Maybe a Urethane might up....regular enamel would wear off in no time


----------



## theplowmeister (Nov 14, 2006)

I painted my previous plows with Imron paint and clear coted them the paint was awesome. out shined out lasted the powder cote and snow refused to stick to the Imron.


----------



## maverjohn (Jul 23, 2008)

So the clear coat is the key to stop snow from sticking to your plow? I've tryed other thing and nothing's working yet.


----------



## theplowmeister (Nov 14, 2006)

the Imron paint (its a plastic) snow dont stick to it


----------



## DansSVT (Dec 18, 2010)

I had my plow Powdercoated and looks great and won't chip or scratch like paint. Try that out.


----------



## sno commander (Oct 16, 2007)

the thing is the paint is fine, its just kinda dull. its not that bad enough to get it powder coated. with a coat of fluid film it gets the color back, im just looking for a better soultion to get a gloss finish.


----------



## maverjohn (Jul 23, 2008)

I've never herd of imron paint, Is it spray on (can) or brush?


----------



## D2 Cat (Sep 9, 2010)

Imron is an industrial grade paint. Used in construction equipment, even airplanes. Spray with compressor. Very hard finish.


----------



## maverjohn (Jul 23, 2008)

So it's something I can buy at a local auto praint store?


----------



## D2 Cat (Sep 9, 2010)

Yes, but they would have to be a paint speciality store, not Orielly, Autozone.....


----------



## pavmntdestryr (Oct 31, 2010)

I was thinking about line xing my plow, but would that be too rough for the snow to slide off?


----------



## mikelawtown (Dec 5, 2004)

theplowmeister;1156743 said:


> I painted my previous plows with Imron paint and clear coted them the paint was awesome. out shined out lasted the powder cote and snow refused to stick to the Imron.
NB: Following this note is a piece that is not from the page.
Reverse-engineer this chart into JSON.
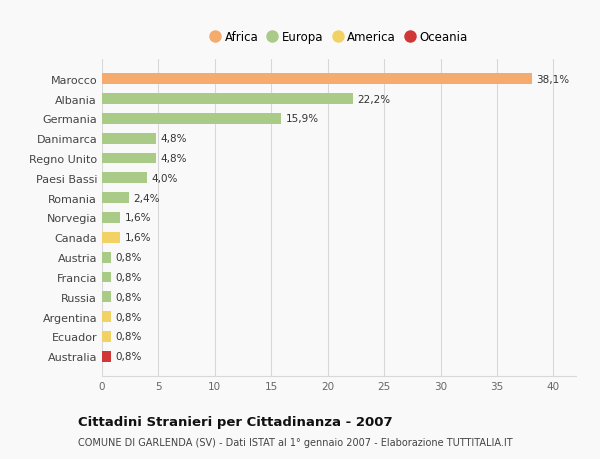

Did mine 4 yrs ago and just starting to get messy again, and the fisher decal i cleared over still looks New....


----------



## MickiRig1 (Dec 5, 2003)

There was someone on the forum that painted the face of the plow with fiberglass resin. He used a flat paint pad to put it on. Did 2 coats on it.


----------



## secret_weapon (Jan 24, 2007)

I looked into painting my plow with Imron. I did not. Very dangerous stuff, you have to wear a air supplied respirator when spraying. I didn't have or access to the equipment to safely spray. From what I've heard it's durability is similar to POR15. I thought about clearing my plow after rfinishing but didn't have time.


----------



## mikelawtown (Dec 5, 2004)

secret_weapon;1163125 said:


> I looked into painting my plow with Imron. I did not. Very dangerous stuff, you have to wear a air supplied respirator when spraying. I didn't have or access to the equipment to safely spray. From what I've heard it's durability is similar to POR15. I thought about clearing my plow after rfinishing but didn't have time.


That must be why my head hurt...seriously


----------